I haven’t posted a “Behind the Shot” analysis in quite some time. I just haven’t been shooting very much as of late.
But here’s a recent shot that didn’t work the way I initially intended, but ended up being a decent fashion/editorial piece.
When I stated that the shot didn’t work as I intended, it helps to understand the location. The scene here is in the auxiliary bar of a nightclub in Downtown Los Angeles. I didn’t want to use ambient light, which is basically the tungsten bulbs in the club (no windows) and shot stopped down (f/10, 1/200sec, ISO 100). I wanted to light the model with a single light and then use a gelled strobe to color the rear shelves filled with alcohol bottles.

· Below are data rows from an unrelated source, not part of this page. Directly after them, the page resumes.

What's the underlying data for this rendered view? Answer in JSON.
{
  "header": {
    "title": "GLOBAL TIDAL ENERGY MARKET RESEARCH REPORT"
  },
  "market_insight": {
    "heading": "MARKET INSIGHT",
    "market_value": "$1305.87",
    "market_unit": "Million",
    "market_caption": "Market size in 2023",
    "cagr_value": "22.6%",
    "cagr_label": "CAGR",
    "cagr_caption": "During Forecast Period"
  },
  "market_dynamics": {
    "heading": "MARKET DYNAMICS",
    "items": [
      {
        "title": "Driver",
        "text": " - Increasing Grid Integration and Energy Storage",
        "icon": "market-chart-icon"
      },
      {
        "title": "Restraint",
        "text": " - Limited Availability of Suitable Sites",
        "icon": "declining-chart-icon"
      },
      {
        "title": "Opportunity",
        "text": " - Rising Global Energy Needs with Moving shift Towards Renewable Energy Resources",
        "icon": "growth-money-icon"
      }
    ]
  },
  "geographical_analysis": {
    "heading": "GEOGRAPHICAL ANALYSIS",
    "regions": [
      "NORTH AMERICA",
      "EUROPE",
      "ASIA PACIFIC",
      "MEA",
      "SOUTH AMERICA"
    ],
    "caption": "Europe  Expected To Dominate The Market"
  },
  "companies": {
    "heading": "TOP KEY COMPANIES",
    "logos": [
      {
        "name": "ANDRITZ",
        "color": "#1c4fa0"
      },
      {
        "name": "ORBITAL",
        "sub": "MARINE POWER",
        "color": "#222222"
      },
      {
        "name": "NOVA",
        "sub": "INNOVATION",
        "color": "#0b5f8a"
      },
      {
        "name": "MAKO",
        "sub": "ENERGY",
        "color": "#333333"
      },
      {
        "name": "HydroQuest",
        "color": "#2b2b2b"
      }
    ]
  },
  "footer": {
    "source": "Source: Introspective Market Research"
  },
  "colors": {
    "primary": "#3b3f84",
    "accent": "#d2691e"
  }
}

So the way I laid it all out was a Paul C. Buff (PCB) Einstein 640 with a 47″ octabox as the key light and another Einstein gelled with barn doors.
Unfortunately, I didn’t get enough gelled light covering the rear as I wanted so I didn’t get the effect I had envisioned in my head. Plus, I had a lot of spill coming off the key light so it washed out the background a bit. I was getting a bit lazy with trying to angle the light and I didn’t have a grid for the octabox, so I chucked my PCB Alien Bees ABR800 ring flash on the Canon 5D Mark III for fill and shot the look, anyway.
After the shoot, I ran through the shots and thought the shots were decent but not great. Then I decided to render one in black and white. I tried a few presets in Nik Silver Efex Pro 2 and was able to render a B&W shot that looked pretty good. So I went through my regular workflow of Lightroom to Photoshop then back to Lightroom, followed with processing through Nik Silver Efex Pro 2, and the result is the photo above.
In retrospect, I might have gone the extreme opposite and go ultra low key and used a single gridded beauty dish or gridded bare bulb reflector on a high angle for key with a reflector at model waist level on the horizontal plane. Then run two or three gelled lights pointing at the background with snoots.
Anyway, the above is a fairly simple lighting setup, and fortunately I rescued my failed vision at the time with solid post production work.